Howell explained that it was impossible to prove today's formulations will not cause cancer under all of the circumstances of use (M7:11). Howell explained that the significant reduction in exposure coupled with a significant reduction in impurities that have been associated with cancer has reduced and will continue to reduce any future possible carcinogenic risk (M7:9). He cited the role of product stewardship by fluid manufacturers in reviewing new health studies and making recommendations for members to remove components of concern (M7:10).

2.4.6. Committee Decisions and Rationale

The committee addressed skin cancer and cancer at other sites as separate issues. Skin cancer was addressed first. The opinions were separated into evaluating "old formulations" versus "current formulations".

The majority (10) opinion was that skin cancer is known to be associated with exposure to old formulations of MWFs (M9:23). The opinions were mixed for current formulations of MWFs (M9:23). White believed that old formulations were a problem, two members (Lick, Teitelbaum) believed there was no evidence for current formulations, three members (Sheehan, Mirer, Frederick) viewed evidence for current fluids as equivocal and one (Anderson) thought it was reasonably anticipated that there was evidence for current fluids (M9:23). Three members (Wegman, Newman, Day) believed there was known evidence for old and current formulations (M9:23).

Chapter Five of the NIOSH Criteria Document was cited (M9:23). An alternate who is a machinist noted his own experience with squamous cell cancer (M9:23). Issues such as the difficulty of assessing the effects of current exposure due to the latency period and the possible presence of co-carcinogens and promoters were noted (M9:23).

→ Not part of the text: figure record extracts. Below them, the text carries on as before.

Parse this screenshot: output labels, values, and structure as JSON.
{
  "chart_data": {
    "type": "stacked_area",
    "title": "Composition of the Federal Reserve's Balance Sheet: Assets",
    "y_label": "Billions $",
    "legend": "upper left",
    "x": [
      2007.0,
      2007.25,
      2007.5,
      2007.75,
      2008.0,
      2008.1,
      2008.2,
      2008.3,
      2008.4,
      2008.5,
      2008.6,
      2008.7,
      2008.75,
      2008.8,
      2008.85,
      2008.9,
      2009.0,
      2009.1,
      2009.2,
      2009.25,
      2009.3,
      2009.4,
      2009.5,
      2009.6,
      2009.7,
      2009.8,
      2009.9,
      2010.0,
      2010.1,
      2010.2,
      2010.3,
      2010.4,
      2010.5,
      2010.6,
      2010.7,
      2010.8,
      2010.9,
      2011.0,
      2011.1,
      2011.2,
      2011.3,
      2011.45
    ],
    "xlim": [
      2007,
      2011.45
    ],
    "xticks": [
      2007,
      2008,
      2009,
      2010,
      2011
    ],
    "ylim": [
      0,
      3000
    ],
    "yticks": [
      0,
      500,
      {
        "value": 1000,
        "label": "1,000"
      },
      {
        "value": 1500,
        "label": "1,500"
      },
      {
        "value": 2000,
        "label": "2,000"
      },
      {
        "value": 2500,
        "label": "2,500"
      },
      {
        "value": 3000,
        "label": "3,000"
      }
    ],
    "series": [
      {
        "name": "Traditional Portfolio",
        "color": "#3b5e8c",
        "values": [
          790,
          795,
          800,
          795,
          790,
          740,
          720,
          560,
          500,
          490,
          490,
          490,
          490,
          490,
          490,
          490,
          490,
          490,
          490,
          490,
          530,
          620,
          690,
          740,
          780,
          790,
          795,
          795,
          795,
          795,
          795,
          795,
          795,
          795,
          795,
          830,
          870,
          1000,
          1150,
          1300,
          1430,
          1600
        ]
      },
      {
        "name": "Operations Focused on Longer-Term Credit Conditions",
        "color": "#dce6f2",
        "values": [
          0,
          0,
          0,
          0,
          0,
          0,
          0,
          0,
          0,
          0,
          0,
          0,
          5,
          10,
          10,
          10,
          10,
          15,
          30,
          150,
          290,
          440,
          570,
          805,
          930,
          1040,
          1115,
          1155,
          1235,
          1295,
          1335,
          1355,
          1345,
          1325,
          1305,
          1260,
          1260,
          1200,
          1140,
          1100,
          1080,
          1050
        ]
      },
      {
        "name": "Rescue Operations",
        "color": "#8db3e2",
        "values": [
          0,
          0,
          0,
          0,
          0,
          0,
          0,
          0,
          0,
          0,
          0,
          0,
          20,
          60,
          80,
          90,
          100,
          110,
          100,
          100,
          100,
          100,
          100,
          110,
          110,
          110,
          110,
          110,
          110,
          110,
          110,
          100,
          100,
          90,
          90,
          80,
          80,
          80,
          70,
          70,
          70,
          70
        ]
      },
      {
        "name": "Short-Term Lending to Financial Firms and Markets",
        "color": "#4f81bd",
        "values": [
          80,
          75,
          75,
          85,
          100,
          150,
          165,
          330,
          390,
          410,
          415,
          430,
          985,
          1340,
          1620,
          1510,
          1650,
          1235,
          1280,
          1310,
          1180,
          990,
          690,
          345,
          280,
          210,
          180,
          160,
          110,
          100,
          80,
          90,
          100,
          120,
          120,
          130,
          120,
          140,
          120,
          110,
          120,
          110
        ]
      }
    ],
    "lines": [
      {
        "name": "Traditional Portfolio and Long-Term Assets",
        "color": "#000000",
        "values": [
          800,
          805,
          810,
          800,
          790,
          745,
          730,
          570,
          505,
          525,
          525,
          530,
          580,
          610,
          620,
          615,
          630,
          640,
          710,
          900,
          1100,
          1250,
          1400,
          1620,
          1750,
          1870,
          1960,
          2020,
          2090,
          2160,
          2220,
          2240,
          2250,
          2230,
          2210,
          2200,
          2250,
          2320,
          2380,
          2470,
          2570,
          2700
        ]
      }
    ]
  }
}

The minority (Burch, Cox, Howell) opinion was that the evidence was equivocal for old formulations (Mg: 23). As noted above, the opinions for current fluids were mixed (M9:23). The members who presented the minority view on the older formulations believed there was no evidence for current formulations (M9:23).

Two members (O'Brien, White) did not think they had adequate information to make a decision (M9:23).

The committee addressed the issue of cancer at other sites. The majority (10) opinion was that old formulations of MWFs are known to cause cancer at various sites (M9:24). Epidemiological studies, MSDSs, and the NIOSH Criteria Document were cited (M9:24).

The minority opinion (Burch, Howell, Lick) was that the information on the older formulations was equivocal (M9:24). The inconsistencies among the epidemiological studies regarding sites were noted for a rationale (M9:24).

Two members (Cox, White) had no opinion (M9:24).

The committee was split on the issue of cancer related to current formulations of MWFs (M9:24). Four members (O'Brien, Lick,Teitelbaum, Frederick) viewed that evidence was equivocal for current formulations (M9:24). Four members (Day, Newman, Sheehan, Anderson) viewed the evidence as reasonably anticipating cancer associated with current fluids (M9:24). Three members (Howell, Cox, Burch) thought there was no evidence that currently formulated MWFs cause cancer (M9:24). Three (Wegman, Mirer, McGee) noted that prudence dictates that we view current formulations as carcinogenic, and one (White) had no opinion (M9:24). Latency periods, and reductions in nitrosamines and PAHs were noted as a rationale and concern (M9:23).